Older woman being comforted by a younger woman.

It’s common for family carers to experience their own health issues, ranging from more frequent colds and headaches to back problems and digestive issues.

The stress of being responsible for the well-being and safety of a loved one is another reality. It can trigger difficult emotions, including guilt, fear, and sadness.

Watching their health decline isn't easy when a person has been a pivotal part of your life. Not knowing what help they will need next or what tasks you may be required to perform can compound the stress.

Feeling guilty is common – you are not alone. When an adult child thinks they’ve made a mistake with an ageing parent’s care or missed an appointment, the shame can be overwhelming.

While they may recognise they can’t do it all alone, they often feel guilty about hiring a home care provider to help. They often believe they are duty-bound to find a way to handle all the care their parent needs.

A few more emotional struggles that family carers may grapple with include:

  • Resenting the time involved in caring for a parent, even if the feeling is fleeting
  • Feeling upset at having to give up time that may have been spent with close friends
  • Comparing themselves to other carers who seem to be “better” at it or have it all together
  • Experiencing anger toward the older person, even while knowing they can’t help being unwell

Finding healthy ways to manage carer guilt is important. Here are a few suggestions.

Managing Guilt When Caring for an Ageing Parent

Here are a few tips for managing the roller-coaster of difficult emotions family carers experience every day.

1.  Acknowledge your feelings

The first step is to admit how you are feeling. Acknowledge your emotions and give yourself permission to feel what you feel, whether it is fear, guilt, anger or sadness.

It’s okay to accept that you need to hire a professional carer because you are worn out and need a break.

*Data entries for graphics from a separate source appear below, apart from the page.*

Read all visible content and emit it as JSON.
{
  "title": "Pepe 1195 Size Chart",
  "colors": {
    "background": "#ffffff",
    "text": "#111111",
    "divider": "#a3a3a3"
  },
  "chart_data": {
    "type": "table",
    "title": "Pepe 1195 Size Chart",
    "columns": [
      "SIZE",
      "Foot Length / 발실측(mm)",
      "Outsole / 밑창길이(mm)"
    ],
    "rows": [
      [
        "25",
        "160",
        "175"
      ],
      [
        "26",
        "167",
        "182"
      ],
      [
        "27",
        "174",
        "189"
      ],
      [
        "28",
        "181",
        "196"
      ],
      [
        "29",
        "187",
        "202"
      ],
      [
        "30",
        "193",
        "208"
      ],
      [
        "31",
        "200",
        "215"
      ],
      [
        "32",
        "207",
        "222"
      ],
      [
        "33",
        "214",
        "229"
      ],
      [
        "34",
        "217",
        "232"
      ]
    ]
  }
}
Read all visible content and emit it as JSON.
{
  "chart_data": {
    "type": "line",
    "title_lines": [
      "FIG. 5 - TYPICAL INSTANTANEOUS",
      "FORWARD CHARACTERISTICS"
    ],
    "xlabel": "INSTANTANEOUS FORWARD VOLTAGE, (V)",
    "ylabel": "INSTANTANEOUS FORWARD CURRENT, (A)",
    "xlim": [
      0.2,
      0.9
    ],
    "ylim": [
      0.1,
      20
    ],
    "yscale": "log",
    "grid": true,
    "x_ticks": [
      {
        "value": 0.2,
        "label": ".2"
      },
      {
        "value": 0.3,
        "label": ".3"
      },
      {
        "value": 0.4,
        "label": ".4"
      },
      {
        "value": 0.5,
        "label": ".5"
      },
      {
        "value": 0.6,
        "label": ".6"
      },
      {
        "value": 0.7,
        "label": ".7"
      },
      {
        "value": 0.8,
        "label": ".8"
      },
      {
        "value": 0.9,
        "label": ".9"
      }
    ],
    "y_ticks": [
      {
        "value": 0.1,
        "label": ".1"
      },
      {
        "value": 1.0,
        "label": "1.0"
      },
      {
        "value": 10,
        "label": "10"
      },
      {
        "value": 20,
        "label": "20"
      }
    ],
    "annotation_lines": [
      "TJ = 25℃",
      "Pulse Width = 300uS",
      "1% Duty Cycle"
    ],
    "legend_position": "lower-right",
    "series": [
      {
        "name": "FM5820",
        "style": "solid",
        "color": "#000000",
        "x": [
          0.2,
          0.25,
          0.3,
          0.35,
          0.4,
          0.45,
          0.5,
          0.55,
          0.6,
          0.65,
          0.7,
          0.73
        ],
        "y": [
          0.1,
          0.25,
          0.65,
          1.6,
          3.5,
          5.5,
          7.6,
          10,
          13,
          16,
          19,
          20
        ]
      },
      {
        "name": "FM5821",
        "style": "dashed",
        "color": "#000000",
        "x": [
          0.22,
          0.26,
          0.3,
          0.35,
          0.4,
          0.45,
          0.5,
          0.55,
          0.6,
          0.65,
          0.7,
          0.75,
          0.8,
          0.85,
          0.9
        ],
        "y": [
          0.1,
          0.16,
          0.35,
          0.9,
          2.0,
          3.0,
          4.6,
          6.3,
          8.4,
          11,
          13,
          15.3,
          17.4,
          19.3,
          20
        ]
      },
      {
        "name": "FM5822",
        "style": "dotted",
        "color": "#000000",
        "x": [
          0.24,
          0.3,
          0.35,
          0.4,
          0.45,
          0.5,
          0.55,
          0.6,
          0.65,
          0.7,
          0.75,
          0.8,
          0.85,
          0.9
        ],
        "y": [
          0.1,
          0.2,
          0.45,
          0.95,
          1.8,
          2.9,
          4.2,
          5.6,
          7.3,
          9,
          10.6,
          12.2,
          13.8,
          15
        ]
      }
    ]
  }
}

Few family members can provide care for a loved one entirely on their own. While it may not entirely relieve those difficult emotions right away, it might help you begin to find peace.

2.  Believe it is for the best

Enlisting a home care team to supplement the support you provide to a parent is an ideal arrangement. You will have peace of mind knowing that professionals with experience in ageing are involved and monitoring the situation.

It also allows you and your loved one to maintain a more normal dynamic. Instead of trying to be the sole provider of health care to an ageing parent, you can spend your time together enjoying one another’s company.

3.  Join a carer support group

Carer support groups are another effective way to learn to manage difficult emotions. When you connect with fellow carers, you’ll quickly learn that what you are feeling is normal. Every carer experiences these emotions from time to time. Having that reinforced by peers can be liberating.

If you aren’t sure if it’s a good option for you or don’t know how to find one, Carer Gateway’s Community Forum might be a good place to start. It’s a safe, anonymous resource for family carers to explore.